In 2010 he had a Netstar tracking device installed in his VW Polo – a vehicle he still owns – and four years later he was called by the company and “upgraded” to a better-priced package, as he put it. (In fact, he’d long since paid off the tracking device by then, so only the tracking fee was justified, hence the need for a reduction – see below.)
But as Kadodia recently discovered, the original subscription wasn’t cancelled, so he was debited for the same tracking service in the same car twice – a higher and a lower amount – for almost five years.
“I did not pick this up as it’s on my company bank account, and my accountant was under impression that it could be for a second vehicle,” he said. “So it just carried on until we came across this double debit in December 2018.”

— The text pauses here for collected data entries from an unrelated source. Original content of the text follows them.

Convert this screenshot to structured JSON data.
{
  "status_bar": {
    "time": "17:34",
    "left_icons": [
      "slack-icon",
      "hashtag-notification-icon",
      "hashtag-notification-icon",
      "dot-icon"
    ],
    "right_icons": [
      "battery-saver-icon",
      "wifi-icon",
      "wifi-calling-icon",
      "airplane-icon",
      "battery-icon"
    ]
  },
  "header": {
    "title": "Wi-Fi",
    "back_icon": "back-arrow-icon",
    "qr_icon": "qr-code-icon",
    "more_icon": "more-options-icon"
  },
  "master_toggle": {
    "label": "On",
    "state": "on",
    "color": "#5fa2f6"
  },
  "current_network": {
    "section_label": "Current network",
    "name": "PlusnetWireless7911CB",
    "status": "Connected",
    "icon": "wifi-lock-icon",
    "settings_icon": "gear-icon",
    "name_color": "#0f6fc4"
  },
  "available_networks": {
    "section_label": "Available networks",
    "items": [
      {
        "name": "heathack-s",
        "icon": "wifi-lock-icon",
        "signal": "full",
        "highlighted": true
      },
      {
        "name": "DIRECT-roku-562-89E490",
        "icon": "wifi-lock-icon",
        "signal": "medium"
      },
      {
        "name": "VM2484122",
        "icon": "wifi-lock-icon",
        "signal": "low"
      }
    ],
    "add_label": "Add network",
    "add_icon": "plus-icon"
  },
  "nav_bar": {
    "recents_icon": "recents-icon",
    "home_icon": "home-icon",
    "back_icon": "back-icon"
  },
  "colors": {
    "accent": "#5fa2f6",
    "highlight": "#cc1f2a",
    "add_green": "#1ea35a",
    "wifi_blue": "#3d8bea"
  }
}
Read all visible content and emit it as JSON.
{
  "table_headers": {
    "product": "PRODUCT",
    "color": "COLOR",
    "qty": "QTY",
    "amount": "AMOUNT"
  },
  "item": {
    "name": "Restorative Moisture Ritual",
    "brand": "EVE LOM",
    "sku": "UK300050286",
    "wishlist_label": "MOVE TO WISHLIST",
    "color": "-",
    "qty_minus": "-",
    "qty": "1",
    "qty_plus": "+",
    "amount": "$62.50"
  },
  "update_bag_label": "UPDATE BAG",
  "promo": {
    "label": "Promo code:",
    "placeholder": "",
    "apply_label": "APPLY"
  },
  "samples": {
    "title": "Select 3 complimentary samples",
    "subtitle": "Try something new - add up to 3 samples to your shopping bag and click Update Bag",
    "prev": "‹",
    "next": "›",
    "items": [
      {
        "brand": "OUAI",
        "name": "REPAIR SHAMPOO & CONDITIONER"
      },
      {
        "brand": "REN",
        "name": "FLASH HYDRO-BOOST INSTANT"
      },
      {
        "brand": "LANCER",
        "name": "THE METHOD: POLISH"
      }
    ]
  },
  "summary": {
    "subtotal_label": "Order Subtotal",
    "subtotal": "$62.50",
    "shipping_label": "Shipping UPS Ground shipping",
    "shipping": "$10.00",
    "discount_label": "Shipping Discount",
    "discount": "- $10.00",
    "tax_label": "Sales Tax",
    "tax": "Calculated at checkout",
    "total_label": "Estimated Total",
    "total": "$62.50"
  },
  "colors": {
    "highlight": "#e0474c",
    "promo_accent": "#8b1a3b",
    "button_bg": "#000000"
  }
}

When he called Netstar, an agent acknowledged the double charge, and estimated the overpayment to be in the region of R7,000, but came back to him to say he would only be refunded about R3,400 because “by law” he can only claim back an overpayment for a maximum of three years. His claim prescribes after that, he was told.
“But this has been their fault – is that justifiable?” he asked me.
I ran the scenario past consumer goods and services ombud Magauta Mphahlele, who said it was not.
“I am not aware of such a limitation,” she said.
“As per section 12 of the Prescription Act, prescription starts running from the time the debt becomes due.
“That means from the time the consumer became aware of the overcharging and lodged a refund claim: the consumer cannot be penalised for something they were not aware of.”
I put that to Netstar in raising Kadodia’s case.
Responding, marketing general manager Dean Andrews said the fact that Kadodia had taken two Netstar subscriptions out – one in his personal capacity and the other in a business capacity – added to the “complexity” of the case.
“Given this, the client should have exercised reasonable care to identify such an issue sooner either in his personal capacity or through his business’ accountant, which the Prescription Act does make provision for,” he said. That it does.
“In such cases, we understand that a company’s obligation is to refund up to three years and this process was followed by our team.
“However, we value Mr Kadodia as a Netstar customer, and recognising the years he has been with us, we have agreed to process the full credit of R7,000.”
Yet another reason to check your bank statement very carefully every month.